🤖 AI Summary
This work addresses the challenges of limited hardware resources and high computational overhead during the prefill phase in on-device large language model (LLM) inference by proposing an adaptive key-value (KV) cache loading framework. The framework synergistically combines streaming KV cache transmission from the cloud with local on-device computation, leveraging cost-model-based KV block scheduling, cloud-edge collaborative inference, overlapping execution paths, and runtime dynamic policy adaptation to continuously balance communication and computation costs under varying network and device conditions. Experimental results across diverse LLMs, datasets, and edge devices demonstrate that the proposed approach reduces time-to-first-token latency by 1.3–5.1× and per-request energy consumption by 1.5–3.3×, while incurring negligible degradation in output quality.
📝 Abstract
Efficient inference for on-device Large Language Models (LLMs) remains challenging due to limited hardware resources and the high cost of the prefill stage, which processes the full input context to construct Key-Value (KV) caches. We present SparKV, an adaptive KV loading framework that combines cloud-based KV streaming with on-device computation. SparKV models the cost of individual KV chunks and decides whether each chunk should be streamed or computed locally, while overlapping the two execution paths to reduce latency.
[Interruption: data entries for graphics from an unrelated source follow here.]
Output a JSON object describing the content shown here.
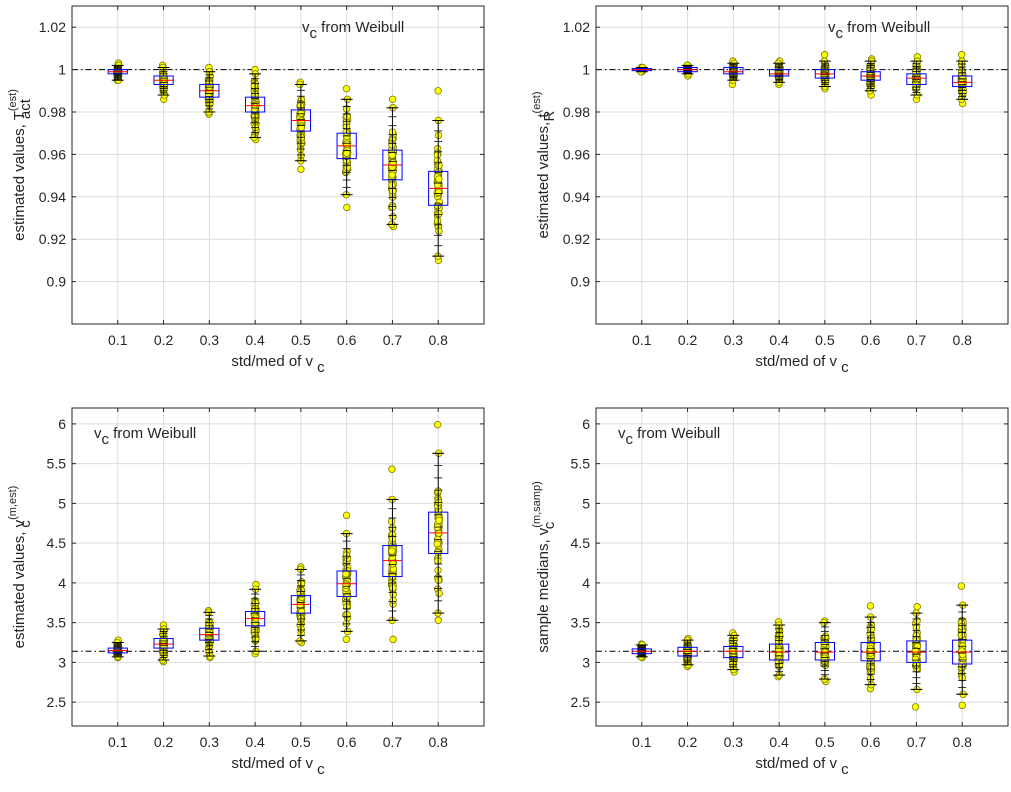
{
  "chart_data": [
    {
      "type": "box",
      "annotation": {
        "text": "v",
        "sub": "c",
        "rest": " from Weibull"
      },
      "xlabel": {
        "text": "std/med of v",
        "sub": "c"
      },
      "ylabel": {
        "text": "estimated values, T",
        "sub": "act",
        "sup": "(est)"
      },
      "categories": [
        "0.1",
        "0.2",
        "0.3",
        "0.4",
        "0.5",
        "0.6",
        "0.7",
        "0.8"
      ],
      "ylim": [
        0.88,
        1.03
      ],
      "yticks": [
        "0.9",
        "0.92",
        "0.94",
        "0.96",
        "0.98",
        "1",
        "1.02"
      ],
      "reference_line": 1.0,
      "grid": true,
      "boxes": [
        {
          "q1": 0.998,
          "median": 0.999,
          "q3": 1.0,
          "whisker_low": 0.995,
          "whisker_high": 1.002,
          "min": 0.995,
          "max": 1.003
        },
        {
          "q1": 0.993,
          "median": 0.995,
          "q3": 0.997,
          "whisker_low": 0.988,
          "whisker_high": 1.001,
          "min": 0.986,
          "max": 1.002
        },
        {
          "q1": 0.987,
          "median": 0.99,
          "q3": 0.993,
          "whisker_low": 0.98,
          "whisker_high": 0.999,
          "min": 0.979,
          "max": 1.001
        },
        {
          "q1": 0.98,
          "median": 0.983,
          "q3": 0.987,
          "whisker_low": 0.968,
          "whisker_high": 0.998,
          "min": 0.967,
          "max": 1.0
        },
        {
          "q1": 0.971,
          "median": 0.976,
          "q3": 0.981,
          "whisker_low": 0.957,
          "whisker_high": 0.993,
          "min": 0.953,
          "max": 0.994
        },
        {
          "q1": 0.958,
          "median": 0.964,
          "q3": 0.97,
          "whisker_low": 0.941,
          "whisker_high": 0.986,
          "min": 0.935,
          "max": 0.991
        },
        {
          "q1": 0.948,
          "median": 0.955,
          "q3": 0.962,
          "whisker_low": 0.927,
          "whisker_high": 0.982,
          "min": 0.926,
          "max": 0.986
        },
        {
          "q1": 0.936,
          "median": 0.944,
          "q3": 0.952,
          "whisker_low": 0.912,
          "whisker_high": 0.976,
          "min": 0.91,
          "max": 0.99
        }
      ]
    },
    {
      "type": "box",
      "annotation": {
        "text": "v",
        "sub": "c",
        "rest": " from Weibull"
      },
      "xlabel": {
        "text": "std/med of v",
        "sub": "c"
      },
      "ylabel": {
        "text": "estimated values, t",
        "sub": "R",
        "sup": "(est)"
      },
      "categories": [
        "0.1",
        "0.2",
        "0.3",
        "0.4",
        "0.5",
        "0.6",
        "0.7",
        "0.8"
      ],
      "ylim": [
        0.88,
        1.03
      ],
      "yticks": [
        "0.9",
        "0.92",
        "0.94",
        "0.96",
        "0.98",
        "1",
        "1.02"
      ],
      "reference_line": 1.0,
      "grid": true,
      "boxes": [
        {
          "q1": 0.9995,
          "median": 1.0,
          "q3": 1.0005,
          "whisker_low": 0.999,
          "whisker_high": 1.001,
          "min": 0.999,
          "max": 1.001
        },
        {
          "q1": 0.999,
          "median": 1.0,
          "q3": 1.001,
          "whisker_low": 0.998,
          "whisker_high": 1.002,
          "min": 0.997,
          "max": 1.002
        },
        {
          "q1": 0.998,
          "median": 0.999,
          "q3": 1.001,
          "whisker_low": 0.995,
          "whisker_high": 1.003,
          "min": 0.993,
          "max": 1.004
        },
        {
          "q1": 0.997,
          "median": 0.998,
          "q3": 1.0,
          "whisker_low": 0.994,
          "whisker_high": 1.003,
          "min": 0.993,
          "max": 1.004
        },
        {
          "q1": 0.996,
          "median": 0.998,
          "q3": 1.0,
          "whisker_low": 0.992,
          "whisker_high": 1.004,
          "min": 0.991,
          "max": 1.007
        },
        {
          "q1": 0.995,
          "median": 0.997,
          "q3": 0.999,
          "whisker_low": 0.99,
          "whisker_high": 1.004,
          "min": 0.988,
          "max": 1.005
        },
        {
          "q1": 0.993,
          "median": 0.996,
          "q3": 0.998,
          "whisker_low": 0.988,
          "whisker_high": 1.004,
          "min": 0.986,
          "max": 1.006
        },
        {
          "q1": 0.992,
          "median": 0.994,
          "q3": 0.997,
          "whisker_low": 0.986,
          "whisker_high": 1.004,
          "min": 0.984,
          "max": 1.007
        }
      ]
    },
    {
      "type": "box",
      "annotation": {
        "text": "v",
        "sub": "c",
        "rest": " from Weibull"
      },
      "xlabel": {
        "text": "std/med of v",
        "sub": "c"
      },
      "ylabel": {
        "text": "estimated values, v",
        "sub": "c",
        "sup": "(m,est)"
      },
      "categories": [
        "0.1",
        "0.2",
        "0.3",
        "0.4",
        "0.5",
        "0.6",
        "0.7",
        "0.8"
      ],
      "ylim": [
        2.2,
        6.2
      ],
      "yticks": [
        "2.5",
        "3",
        "3.5",
        "4",
        "4.5",
        "5",
        "5.5",
        "6"
      ],
      "reference_line": 3.14,
      "grid": true,
      "boxes": [
        {
          "q1": 3.12,
          "median": 3.15,
          "q3": 3.18,
          "whisker_low": 3.07,
          "whisker_high": 3.25,
          "min": 3.06,
          "max": 3.28
        },
        {
          "q1": 3.18,
          "median": 3.23,
          "q3": 3.3,
          "whisker_low": 3.03,
          "whisker_high": 3.42,
          "min": 3.01,
          "max": 3.47
        },
        {
          "q1": 3.28,
          "median": 3.35,
          "q3": 3.43,
          "whisker_low": 3.08,
          "whisker_high": 3.63,
          "min": 3.06,
          "max": 3.65
        },
        {
          "q1": 3.46,
          "median": 3.55,
          "q3": 3.64,
          "whisker_low": 3.14,
          "whisker_high": 3.92,
          "min": 3.11,
          "max": 3.98
        },
        {
          "q1": 3.62,
          "median": 3.73,
          "q3": 3.84,
          "whisker_low": 3.27,
          "whisker_high": 4.17,
          "min": 3.25,
          "max": 4.2
        },
        {
          "q1": 3.83,
          "median": 3.99,
          "q3": 4.15,
          "whisker_low": 3.39,
          "whisker_high": 4.62,
          "min": 3.29,
          "max": 4.85
        },
        {
          "q1": 4.08,
          "median": 4.28,
          "q3": 4.47,
          "whisker_low": 3.53,
          "whisker_high": 5.05,
          "min": 3.29,
          "max": 5.43
        },
        {
          "q1": 4.37,
          "median": 4.63,
          "q3": 4.89,
          "whisker_low": 3.62,
          "whisker_high": 5.63,
          "min": 3.53,
          "max": 5.99
        }
      ]
    },
    {
      "type": "box",
      "annotation": {
        "text": "v",
        "sub": "c",
        "rest": " from Weibull"
      },
      "xlabel": {
        "text": "std/med of v",
        "sub": "c"
      },
      "ylabel": {
        "text": "sample medians, v",
        "sub": "c",
        "sup": "(m,samp)"
      },
      "categories": [
        "0.1",
        "0.2",
        "0.3",
        "0.4",
        "0.5",
        "0.6",
        "0.7",
        "0.8"
      ],
      "ylim": [
        2.2,
        6.2
      ],
      "yticks": [
        "2.5",
        "3",
        "3.5",
        "4",
        "4.5",
        "5",
        "5.5",
        "6"
      ],
      "reference_line": 3.14,
      "grid": true,
      "boxes": [
        {
          "q1": 3.11,
          "median": 3.14,
          "q3": 3.17,
          "whisker_low": 3.07,
          "whisker_high": 3.22,
          "min": 3.06,
          "max": 3.23
        },
        {
          "q1": 3.08,
          "median": 3.14,
          "q3": 3.19,
          "whisker_low": 2.97,
          "whisker_high": 3.28,
          "min": 2.95,
          "max": 3.3
        },
        {
          "q1": 3.06,
          "median": 3.14,
          "q3": 3.2,
          "whisker_low": 2.91,
          "whisker_high": 3.34,
          "min": 2.88,
          "max": 3.37
        },
        {
          "q1": 3.03,
          "median": 3.13,
          "q3": 3.23,
          "whisker_low": 2.84,
          "whisker_high": 3.47,
          "min": 2.82,
          "max": 3.51
        },
        {
          "q1": 3.03,
          "median": 3.13,
          "q3": 3.25,
          "whisker_low": 2.79,
          "whisker_high": 3.5,
          "min": 2.76,
          "max": 3.52
        },
        {
          "q1": 3.02,
          "median": 3.13,
          "q3": 3.25,
          "whisker_low": 2.72,
          "whisker_high": 3.57,
          "min": 2.67,
          "max": 3.71
        },
        {
          "q1": 3.0,
          "median": 3.13,
          "q3": 3.27,
          "whisker_low": 2.66,
          "whisker_high": 3.62,
          "min": 2.44,
          "max": 3.7
        },
        {
          "q1": 2.98,
          "median": 3.13,
          "q3": 3.28,
          "whisker_low": 2.6,
          "whisker_high": 3.72,
          "min": 2.46,
          "max": 3.96
        }
      ]
    }
  ]
}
To handle fluctuations in wireless connectivity and edge resource availability, SparKV further refines offline-generated schedules at runtime to rebalance communication and computation costs. Experiments across diverse datasets, LLMs, and edge devices show that SparKV reduces Time-to-First-Token by 1.3$x-5.1x with negligible impact on response quality, while lowering per-request energy consumption by 1.5x to 3.3x, demonstrating its robustness and practicality for real-world on-device deployment.